I have two data frames, SCR and SpecificSpecies. The names of items in SCR contain in part the species listed in Specific Species.
SpecificSpecies$Species
S cerevisiae
Daucus carota
SCR$MESH_HEADINGS
tetracycline CMT-3
zrg17 protein, S cerevisiae
EP4 glycoprotein, Daucus carota
I am trying to get subset of SCR that contain just those entries which do not have any matching species. In the above case, that list would be just
tetracycline CMT-3.
The way I learned to do this would be using nested loops, comparing every entry in SCR to every entry in SpecificSpecies. When no match is found, append the row of SCR to a new table:
For each row in SCR {
SpeciesNumber <- 1
match <-NULL
while ((is.null(match)) & (SpeciesNumber < length(SpecificSpecies$Species))) {
if (grepl(SpecificSpecies$Species[SpeciesNumber], SCR[row,]$MESH_HEADING)){
match <- TRUE}
SpeciesNumber <- SpeciesNumber + 1}
if ((is.null(match) & SpeciesNumber == length(SpecificSpecies$Species)) {
speciesNoMatch = rbind(speciesNoMatch, SCR[row])}
}}
But this is excruciatingly slow with 65,000 entries in SCR and about 1500 in SpecificSpecies. Is there a way to nest like this with lapply? Or some other function that will help here that I am unfamiliar with?
I'm sure this is terrible code to begin with.

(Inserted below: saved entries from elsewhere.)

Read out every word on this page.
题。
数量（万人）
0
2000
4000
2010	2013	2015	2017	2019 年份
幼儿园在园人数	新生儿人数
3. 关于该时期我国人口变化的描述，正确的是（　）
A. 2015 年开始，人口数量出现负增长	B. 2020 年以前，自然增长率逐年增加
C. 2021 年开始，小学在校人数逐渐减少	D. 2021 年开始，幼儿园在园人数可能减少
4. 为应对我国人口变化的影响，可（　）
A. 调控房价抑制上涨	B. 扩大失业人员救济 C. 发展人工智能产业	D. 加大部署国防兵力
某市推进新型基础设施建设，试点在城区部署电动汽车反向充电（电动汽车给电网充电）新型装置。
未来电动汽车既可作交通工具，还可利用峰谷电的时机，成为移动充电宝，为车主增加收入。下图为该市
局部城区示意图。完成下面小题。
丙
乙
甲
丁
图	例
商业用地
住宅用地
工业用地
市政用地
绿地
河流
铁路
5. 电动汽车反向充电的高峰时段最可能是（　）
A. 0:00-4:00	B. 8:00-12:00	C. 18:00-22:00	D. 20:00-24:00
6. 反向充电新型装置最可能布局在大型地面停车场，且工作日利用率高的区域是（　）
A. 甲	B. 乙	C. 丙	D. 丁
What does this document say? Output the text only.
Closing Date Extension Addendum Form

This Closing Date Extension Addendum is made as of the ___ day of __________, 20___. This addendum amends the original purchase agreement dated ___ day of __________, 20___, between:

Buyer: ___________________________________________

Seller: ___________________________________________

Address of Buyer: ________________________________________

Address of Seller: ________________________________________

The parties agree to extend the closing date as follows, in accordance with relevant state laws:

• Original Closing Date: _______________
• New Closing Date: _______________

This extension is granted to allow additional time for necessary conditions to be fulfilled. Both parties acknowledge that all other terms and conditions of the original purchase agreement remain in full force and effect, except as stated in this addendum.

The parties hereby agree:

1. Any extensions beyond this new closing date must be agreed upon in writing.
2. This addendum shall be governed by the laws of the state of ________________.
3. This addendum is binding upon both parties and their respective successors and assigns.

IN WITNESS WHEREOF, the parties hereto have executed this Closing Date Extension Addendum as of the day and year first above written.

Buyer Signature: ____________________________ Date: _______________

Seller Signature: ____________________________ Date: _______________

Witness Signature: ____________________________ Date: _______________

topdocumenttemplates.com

I'm a medical librarian who has to use R sometimes for data analysis, so I have very limited programming skills to make do, but usually it doesn't matter if my solutions are ugly or inefficient as long as they eventually work. I know there must be a better way to do this; forgive me for being ignorant of something that is probably a simple solution.